OUR LIVES MATTERBlack History is Still Confined to the Margins of the Education System
Teacher Dr Cheryl Diane Parkinson explains how students are taught to equate Britishness with whiteness
I came across a young dual-heritage student recently in my school who pointed out a black and white A5 poster stuck on an empty white wall, advertising Black History Month.
A conversation began around the Black Lives Matter movement before a white student groaned, waved his hands around animatedly and said: “For God’s sake, all lives matter!”
The boy is 11 years old and seems to have absorbed the divisive misinformation peddled by the National Curriculum.
Boris Johnson’s Government is fixated with ‘British values’, yet the students I come across on a daily basis are taught the opposite.
According to Ofsted, which inspects schools, “fundamental British values” comprise “individual liberty” and “mutual respect for and tolerance of those with different faiths and beliefs, and for those without faith”. But the teaching demanded in schools does not correlate with these ideals.
Students are unaware of black Georgians, Victorians and Romans. And they aren’t told about the racist pseudo-science that developed on the tails of the Enlightenment period. Fundamentally, there is still an underlying attitude that Britishness equates to whiteness, and a lack of interest in the experience of the black community.
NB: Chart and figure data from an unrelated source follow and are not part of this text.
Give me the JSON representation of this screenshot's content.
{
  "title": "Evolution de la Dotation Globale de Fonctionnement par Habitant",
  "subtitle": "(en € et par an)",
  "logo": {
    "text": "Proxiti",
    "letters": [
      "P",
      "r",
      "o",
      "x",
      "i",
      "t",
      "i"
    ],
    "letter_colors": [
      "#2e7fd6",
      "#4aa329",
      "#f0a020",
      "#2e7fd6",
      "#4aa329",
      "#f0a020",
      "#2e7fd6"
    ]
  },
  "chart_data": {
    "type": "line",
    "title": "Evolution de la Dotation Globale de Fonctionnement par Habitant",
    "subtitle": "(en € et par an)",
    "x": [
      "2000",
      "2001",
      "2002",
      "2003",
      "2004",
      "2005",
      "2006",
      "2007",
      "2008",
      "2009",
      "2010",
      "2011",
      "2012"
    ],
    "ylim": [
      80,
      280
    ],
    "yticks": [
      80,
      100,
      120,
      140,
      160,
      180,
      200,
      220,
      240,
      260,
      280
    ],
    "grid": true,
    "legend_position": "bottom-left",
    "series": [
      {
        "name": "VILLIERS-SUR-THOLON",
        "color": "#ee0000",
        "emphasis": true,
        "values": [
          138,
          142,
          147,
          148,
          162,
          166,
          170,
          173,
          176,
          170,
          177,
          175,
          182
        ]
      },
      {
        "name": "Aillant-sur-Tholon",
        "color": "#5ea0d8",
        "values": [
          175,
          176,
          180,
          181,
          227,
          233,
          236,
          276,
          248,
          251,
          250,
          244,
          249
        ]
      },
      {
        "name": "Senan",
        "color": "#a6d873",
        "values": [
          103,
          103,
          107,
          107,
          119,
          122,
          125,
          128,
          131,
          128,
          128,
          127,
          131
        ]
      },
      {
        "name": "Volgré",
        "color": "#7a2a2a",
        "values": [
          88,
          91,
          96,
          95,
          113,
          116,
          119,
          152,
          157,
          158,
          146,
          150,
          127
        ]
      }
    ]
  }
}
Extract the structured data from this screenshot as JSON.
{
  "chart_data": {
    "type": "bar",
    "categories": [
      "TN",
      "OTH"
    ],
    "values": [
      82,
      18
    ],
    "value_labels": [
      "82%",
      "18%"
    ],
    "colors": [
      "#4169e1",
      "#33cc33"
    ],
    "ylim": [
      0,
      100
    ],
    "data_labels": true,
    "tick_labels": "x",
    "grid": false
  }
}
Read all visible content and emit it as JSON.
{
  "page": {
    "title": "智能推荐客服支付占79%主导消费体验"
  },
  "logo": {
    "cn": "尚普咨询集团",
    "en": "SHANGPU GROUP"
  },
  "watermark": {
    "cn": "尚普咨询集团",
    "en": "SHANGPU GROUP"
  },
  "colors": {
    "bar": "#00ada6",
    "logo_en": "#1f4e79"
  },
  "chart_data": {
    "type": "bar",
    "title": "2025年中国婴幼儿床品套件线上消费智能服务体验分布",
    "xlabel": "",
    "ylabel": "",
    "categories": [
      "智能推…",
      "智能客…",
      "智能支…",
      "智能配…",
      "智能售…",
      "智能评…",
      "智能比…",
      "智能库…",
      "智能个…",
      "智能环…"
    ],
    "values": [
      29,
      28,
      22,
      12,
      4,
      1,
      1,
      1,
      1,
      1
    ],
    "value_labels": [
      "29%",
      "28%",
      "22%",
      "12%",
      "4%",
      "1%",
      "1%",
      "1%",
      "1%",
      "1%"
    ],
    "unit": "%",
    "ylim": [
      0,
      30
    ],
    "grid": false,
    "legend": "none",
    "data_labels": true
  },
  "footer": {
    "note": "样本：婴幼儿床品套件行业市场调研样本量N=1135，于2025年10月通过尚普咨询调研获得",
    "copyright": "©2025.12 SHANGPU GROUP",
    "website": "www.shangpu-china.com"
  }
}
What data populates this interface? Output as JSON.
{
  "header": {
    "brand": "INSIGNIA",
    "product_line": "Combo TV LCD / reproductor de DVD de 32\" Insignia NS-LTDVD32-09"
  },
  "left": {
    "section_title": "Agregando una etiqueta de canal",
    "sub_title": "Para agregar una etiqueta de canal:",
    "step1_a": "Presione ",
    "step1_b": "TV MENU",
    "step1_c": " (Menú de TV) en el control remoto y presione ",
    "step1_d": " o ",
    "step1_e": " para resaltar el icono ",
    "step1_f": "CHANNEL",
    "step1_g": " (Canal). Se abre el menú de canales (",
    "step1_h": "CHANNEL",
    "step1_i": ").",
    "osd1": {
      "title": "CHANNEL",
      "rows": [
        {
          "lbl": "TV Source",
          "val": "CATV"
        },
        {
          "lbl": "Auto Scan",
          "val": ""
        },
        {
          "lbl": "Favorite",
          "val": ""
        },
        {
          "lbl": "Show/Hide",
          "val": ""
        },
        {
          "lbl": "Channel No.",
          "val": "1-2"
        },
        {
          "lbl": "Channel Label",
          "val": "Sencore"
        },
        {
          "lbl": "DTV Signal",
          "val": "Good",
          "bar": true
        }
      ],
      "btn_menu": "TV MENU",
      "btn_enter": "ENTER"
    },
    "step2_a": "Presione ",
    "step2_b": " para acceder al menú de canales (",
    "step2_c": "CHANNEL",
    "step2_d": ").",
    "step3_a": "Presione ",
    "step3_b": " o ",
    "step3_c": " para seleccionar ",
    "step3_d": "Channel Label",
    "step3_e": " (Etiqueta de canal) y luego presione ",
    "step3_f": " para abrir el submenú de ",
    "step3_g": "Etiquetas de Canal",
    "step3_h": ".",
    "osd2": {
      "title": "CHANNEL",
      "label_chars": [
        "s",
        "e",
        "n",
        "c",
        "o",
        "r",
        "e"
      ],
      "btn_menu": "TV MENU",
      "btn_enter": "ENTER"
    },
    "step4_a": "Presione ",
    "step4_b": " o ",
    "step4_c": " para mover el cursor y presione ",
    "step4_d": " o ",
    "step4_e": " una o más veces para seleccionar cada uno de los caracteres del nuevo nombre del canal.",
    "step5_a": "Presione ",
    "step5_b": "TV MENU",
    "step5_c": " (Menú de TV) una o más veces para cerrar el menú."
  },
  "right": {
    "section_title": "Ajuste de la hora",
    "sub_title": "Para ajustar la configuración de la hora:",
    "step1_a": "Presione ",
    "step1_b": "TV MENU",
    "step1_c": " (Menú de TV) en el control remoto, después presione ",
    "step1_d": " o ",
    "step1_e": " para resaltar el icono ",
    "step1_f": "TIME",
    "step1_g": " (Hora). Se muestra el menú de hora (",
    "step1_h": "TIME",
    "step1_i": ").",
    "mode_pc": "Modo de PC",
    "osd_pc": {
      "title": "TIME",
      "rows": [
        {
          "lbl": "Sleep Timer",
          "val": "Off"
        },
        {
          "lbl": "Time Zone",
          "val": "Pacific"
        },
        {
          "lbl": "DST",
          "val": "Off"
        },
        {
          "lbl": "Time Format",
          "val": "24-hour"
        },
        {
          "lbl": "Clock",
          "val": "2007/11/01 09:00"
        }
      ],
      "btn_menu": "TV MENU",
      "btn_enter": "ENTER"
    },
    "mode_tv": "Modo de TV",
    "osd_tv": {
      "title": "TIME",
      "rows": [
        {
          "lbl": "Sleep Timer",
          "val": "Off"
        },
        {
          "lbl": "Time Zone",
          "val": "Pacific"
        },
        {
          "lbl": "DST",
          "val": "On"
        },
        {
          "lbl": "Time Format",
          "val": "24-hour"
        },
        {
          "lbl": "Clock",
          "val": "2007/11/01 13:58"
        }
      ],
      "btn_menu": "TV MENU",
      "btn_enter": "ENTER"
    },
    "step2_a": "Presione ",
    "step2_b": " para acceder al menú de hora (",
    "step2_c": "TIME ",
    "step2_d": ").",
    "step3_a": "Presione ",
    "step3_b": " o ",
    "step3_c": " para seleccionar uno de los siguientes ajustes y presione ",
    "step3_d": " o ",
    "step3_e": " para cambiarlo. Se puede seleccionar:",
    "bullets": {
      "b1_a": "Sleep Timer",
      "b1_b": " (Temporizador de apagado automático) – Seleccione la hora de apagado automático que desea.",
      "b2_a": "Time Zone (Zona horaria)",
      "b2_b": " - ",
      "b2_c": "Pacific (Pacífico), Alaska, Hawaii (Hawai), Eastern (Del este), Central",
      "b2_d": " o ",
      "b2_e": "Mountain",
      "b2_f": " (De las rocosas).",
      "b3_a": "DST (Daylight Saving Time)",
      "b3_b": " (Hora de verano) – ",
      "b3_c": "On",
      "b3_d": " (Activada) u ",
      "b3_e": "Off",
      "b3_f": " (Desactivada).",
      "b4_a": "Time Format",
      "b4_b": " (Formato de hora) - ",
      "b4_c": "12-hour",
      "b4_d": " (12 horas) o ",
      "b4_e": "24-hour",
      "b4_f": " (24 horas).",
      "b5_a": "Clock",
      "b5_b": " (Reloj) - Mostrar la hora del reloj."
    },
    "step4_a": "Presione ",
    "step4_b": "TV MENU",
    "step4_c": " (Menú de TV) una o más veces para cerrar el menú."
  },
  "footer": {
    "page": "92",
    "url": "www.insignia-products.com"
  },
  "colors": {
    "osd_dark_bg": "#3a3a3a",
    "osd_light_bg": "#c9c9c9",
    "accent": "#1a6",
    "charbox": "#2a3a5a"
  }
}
The belief that ‘black issues’ are separate from national issues comes all the way from the top. In response to this Summer’s Black Lives Matter protests, the Prime Minister has convened another “cross-governmental commission” to investigate racial disparities in education, health and criminal justice. But this is arguably just another attempt to placate the black British community. Lord Woolley, mirroring Labour’s Shadow Justice Secretary David Lammy, has accused Johnson of not sincerely pursuing “meaningful change”.
Just as history has been divided into black and white – with one portrayed as dominant and superior – ‘black issues’ have been separated and marginalised by the Government.
Fearing the Other
The history taught in schools is fragmented, despite the very word implying a complete and accurate record.
Students grow into adults without a full, contextual understanding of Britain’s past and what it means to be British; ignorant that black people helped build the country, from trade to slavery, contributing to science and inventions.
With education leaving out the contributions of people of colour, what’s left is white history and the illusion that this is the truth. But lies are embedded within the fabric of Britain, characterised by the myth of white enlightenment. These lies are regurgitated by the National Curriculum, giving white people a false sense of ownership over a country they co-built with people of colour.
In 2020, we are still in Britain haunted by the white fear and ignorance illustrated by Enoch Powell’s infamous ‘Rivers of Blood’ speech. “In this country in 15 or 20 years’ time, the black man will have the whip hand over the white man,” Powell said in April 1968.
Such marginalisation has understandably left the black community rallying for change, exasperated at non-action. It does not seek revenge – and yet there is the underlying fear that black people will treat white people as they have been treated.
And so, despite the desperate need for Black History Month, it is largely window dressing, with the contribution of black communities in Britain so ignored that an 11-year-old white boy feels emboldened to tell his black teacher that “all lives matter”.